Can someone give a proof or point to a proof of the following.
For $y = h(x) = y(x)$ where $h: \mathbb{R}^n \rightarrow \mathbb{R}^n$ is a differentiable function with a differential inverse $x = h^{-1}(y) = x(y)$. (i.e., $h$ is a coordinate transformation.) Let, $$ J_y(x) = \frac{\partial h(x)}{\partial x} \in \mathbb{R}^{n\times n} $$ Then $J_{y}(x)$ is non-singular and $J_{x}(y) = J^{-1}_{y}(x)$
I am not able to prove that $J_{y}(x)$ is non-singular. Assuming that it is non-singular though I can prove the second part using the chain rule.
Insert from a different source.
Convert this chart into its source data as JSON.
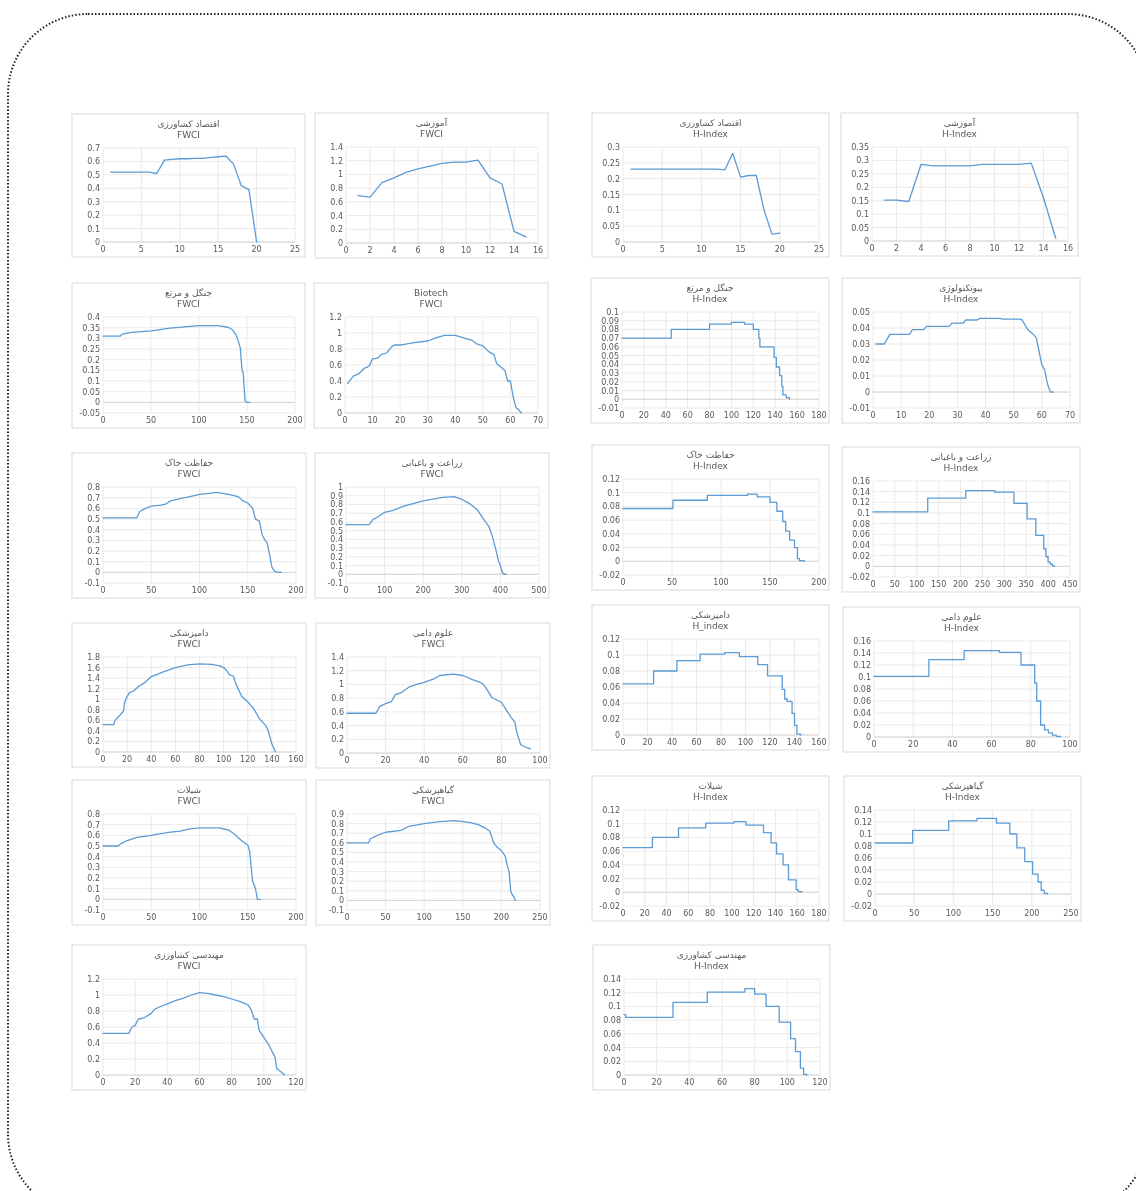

For $x = h^{-1}(y) = h(h(x))$
$$ \begin{align} \frac{\partial x}{\partial x} &= \frac{\partial h^{-1}(y(x))}{\partial x} \\ I &= \frac{\partial h^{-1}(y)}{\partial y} \frac{\partial y(x)}{\partial x} \\ I &= J_{x}(y)J_{y}(x) \end{align} $$
Your computation doesn't assume that $J_y$ is nonsingular, it simply shows that $I=J_x J_y$. Then $1=\det I=\det(J_x)\det(J_y)$, so $\det(J_y)$ can't be zero.